As the localhostcache feature is not supported with Pooled VDI’s, does it mean that the VDI’s cannot be brokered and no resources can be launched?
Thank you,
Dieter
Hi Andrej,
Thank you so much for posting this information. Keep it up, Cheers, Piyush
This was a killer article. Thank you for sharing this!
your blog is awesome . could you please share some information about PVS vdisk update manullly automatic ,process,
This was awesome article. Thank you for sharing this! could you please share pvs vdisk info update,
This is a great article. Thank you
I have few questions
i have 1 site with 4 Controllers, so among 4 ddcs, one will be act as Primary and other will be secondary ? is that correct?
if normal operation all servers equally share the vda registrations? is that correct?
if Primary lost the connectivity – so among 3 secondary controller election will start? then among 3 , 1 will be control the vda registrations rest will be mute ? is that correct?
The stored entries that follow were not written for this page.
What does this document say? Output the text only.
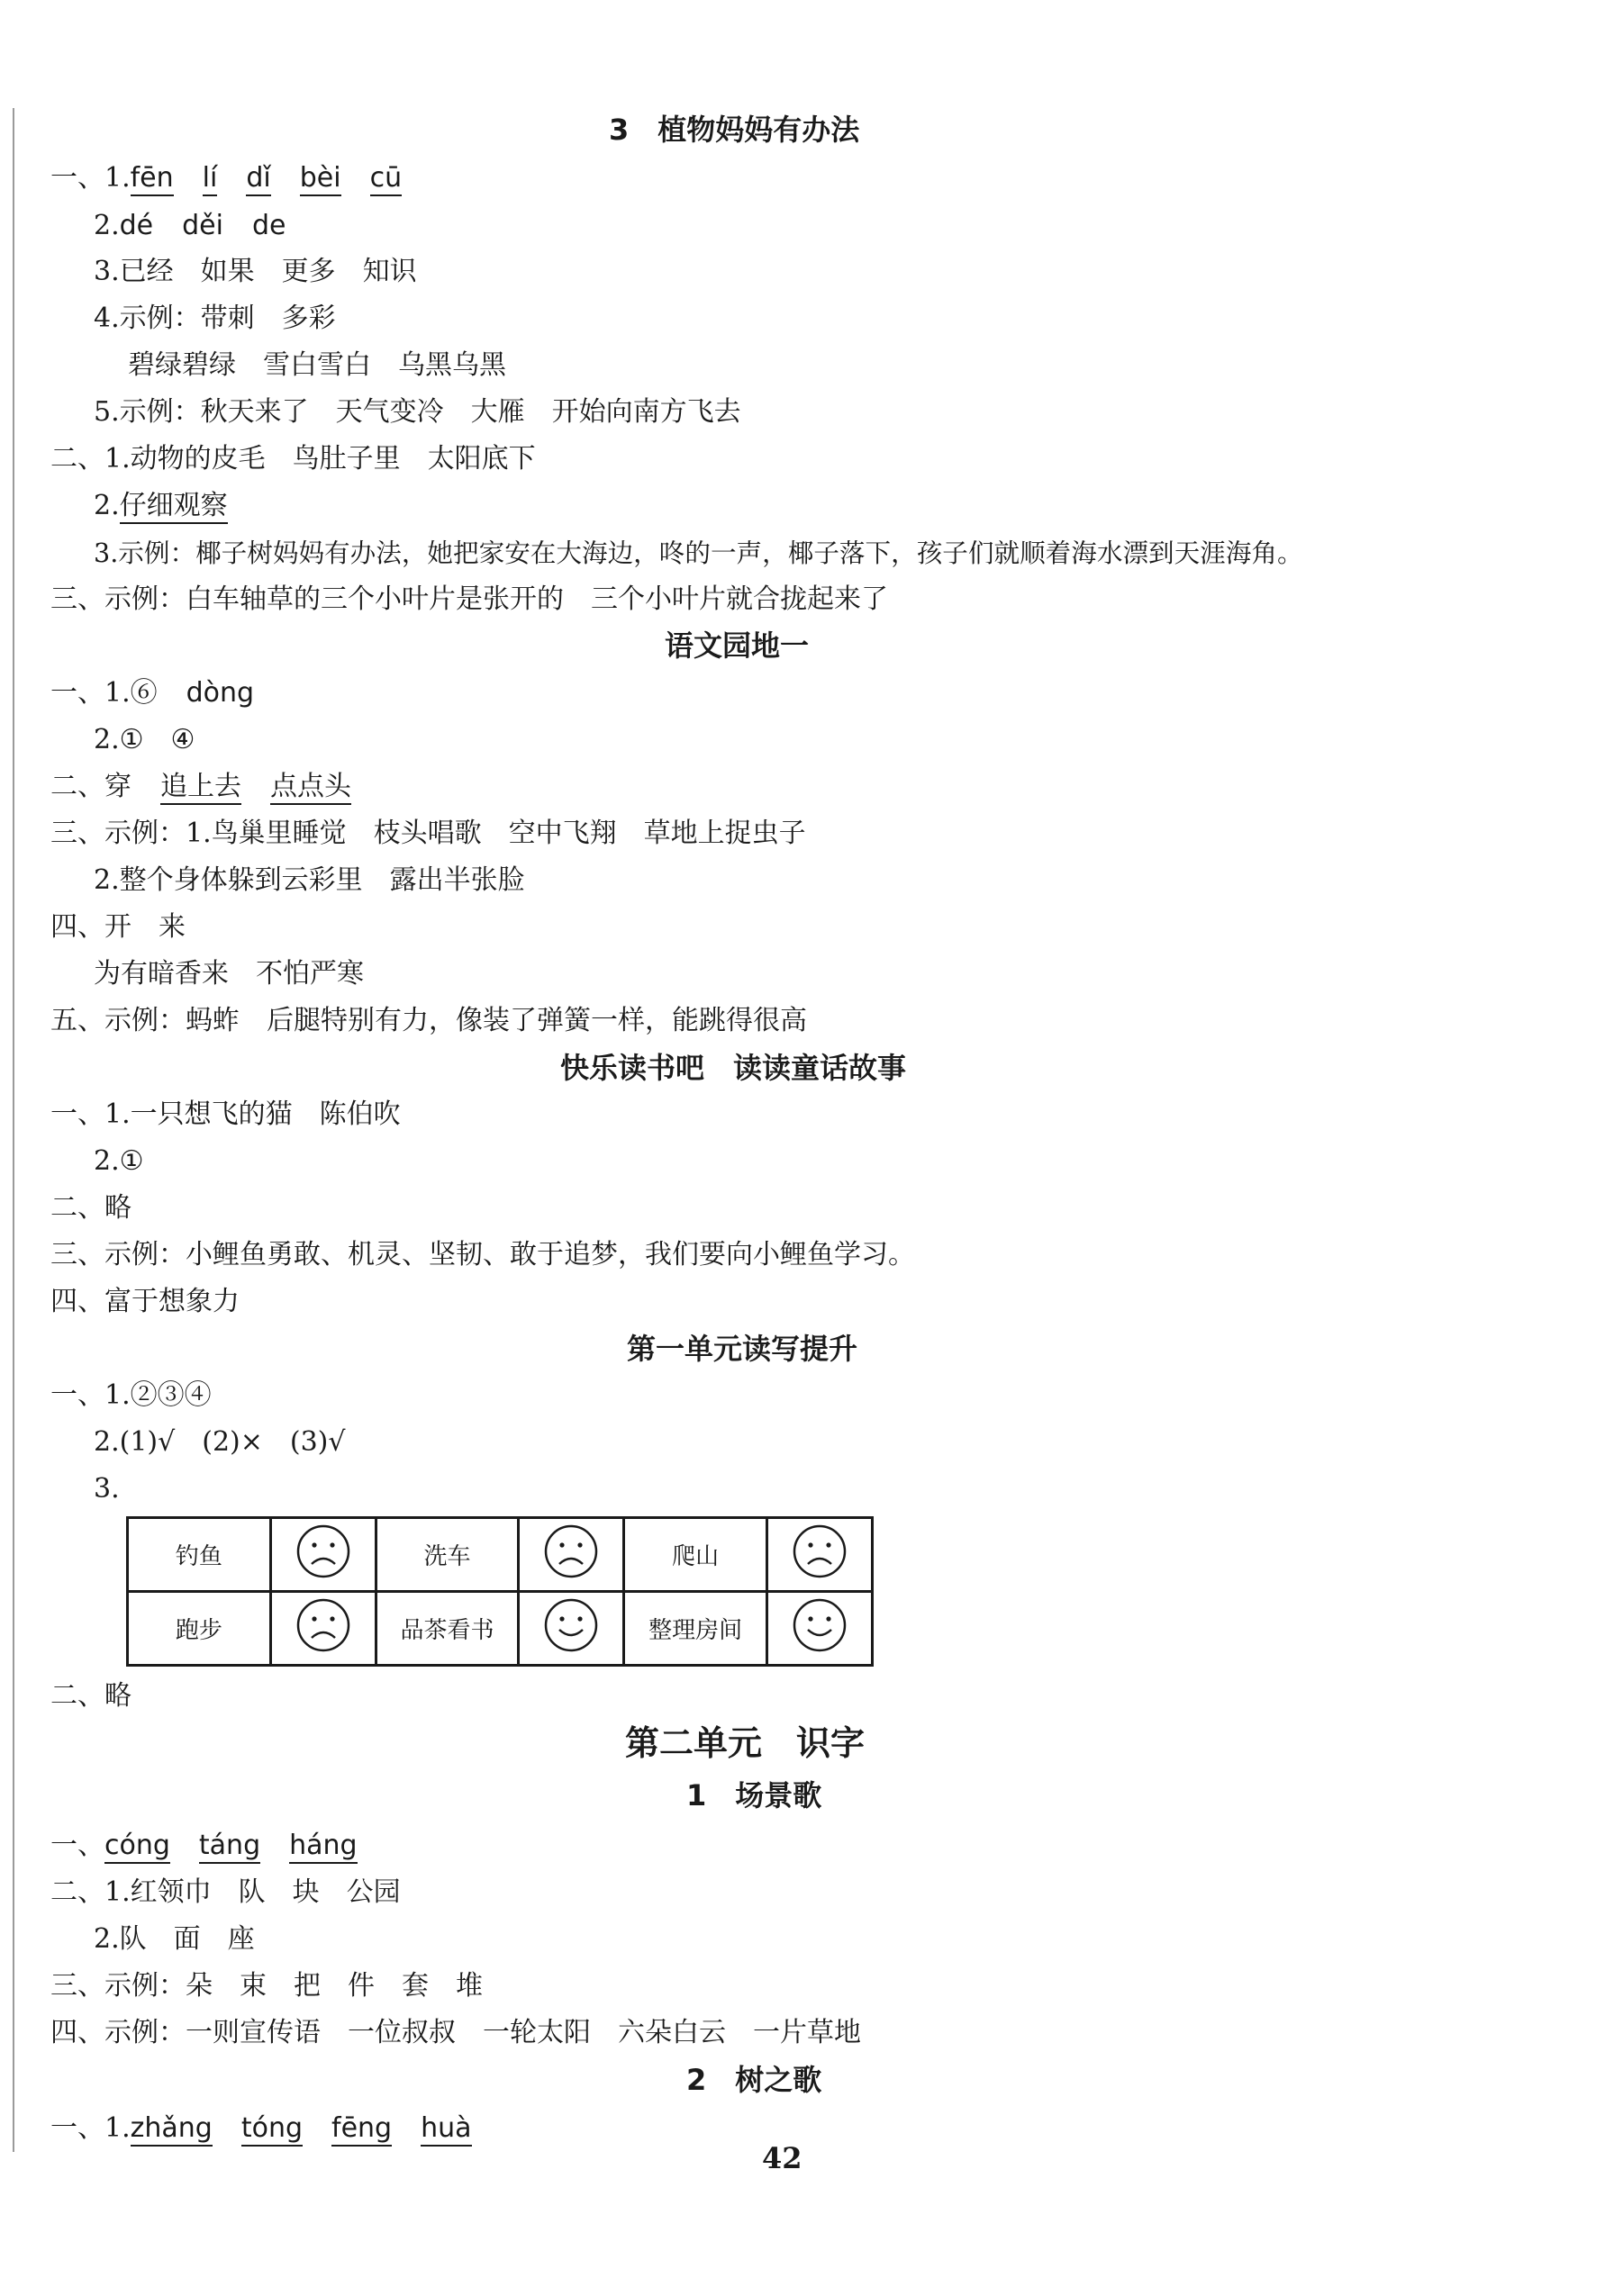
3　植物妈妈有办法
一、1.fēn lí dǐ bèi cū
2.dé děi de
3.已经　如果　更多　知识
4.示例：带刺　多彩
碧绿碧绿　雪白雪白　乌黑乌黑
5.示例：秋天来了　天气变冷　大雁　开始向南方飞去
二、1.动物的皮毛　鸟肚子里　太阳底下
2.仔细观察
3.示例：椰子树妈妈有办法，她把家安在大海边，咚的一声，椰子落下，孩子们就顺着海水漂到天涯海角。
三、示例：白车轴草的三个小叶片是张开的　三个小叶片就合拢起来了
语文园地一
一、1.⑥ dòng
2.①　④
二、穿 追上去 点点头
三、示例：1.鸟巢里睡觉　枝头唱歌　空中飞翔　草地上捉虫子
2.整个身体躲到云彩里　露出半张脸
四、开　来
为有暗香来　不怕严寒
五、示例：蚂蚱　后腿特别有力，像装了弹簧一样，能跳得很高
快乐读书吧　读读童话故事
一、1.一只想飞的猫　陈伯吹
2.①
二、略
三、示例：小鲤鱼勇敢、机灵、坚韧、敢于追梦，我们要向小鲤鱼学习。
四、富于想象力
第一单元读写提升
一、1.②③④
2.(1)√　(2)×　(3)√
3.
钓鱼		洗车		爬山	
跑步		品茶看书		整理房间	
二、略
第二单元　识字
1　场景歌
一、cóng táng háng
二、1.红领巾　队　块　公园
2.队　面　座
三、示例：朵　束　把　件　套　堆
四、示例：一则宣传语　一位叔叔　一轮太阳　六朵白云　一片草地
2　树之歌
一、1.zhǎng tóng fēng huà
42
Q1 – No, all DCs are equal
Q2 – Yes
Q3 – See below
I have found a mistake in my diagram – I will correct Figure 2 and 3
Principal Broker = CitrixBrokerService
Secondary Broker = CitrixHighAvailabilityService
Both services are running on all Delivery Controllers
In the outage mode first controller from the the delivery controller list is is elected as the only DC instance to serve requests until connection to DB is restored. On this elected DC Secondary Broker (CitrixHAservice ) is listening to and serving requests
Thank you for your blog! Great content here!
Question about LHC and seeing multiple 3504 on the DDC and errors in the event logs. It is normal to see hundreds of these errors in the application logs -> “The Citrix High Availability server has become the elected instance amongst its peers”
When I capture Scout captures and look at the event logs I see hundreds of 3504 information events. Is that an indication of a database connectivity issue?
During the Site DB outage in XA7.15 and when the VDAs are re-registering:
1. What is happening with the current Active User sessions?
2. What about new User sessions that are trying to connect?
3. Will Users even see there published applications appear in Storefront?
I have been so used to the pre XA7.x config with LHC working masterfully and there being no issues (even with the Datastore unavailable for days) – Yeah, you could not make any changes, but Users were not affected at all.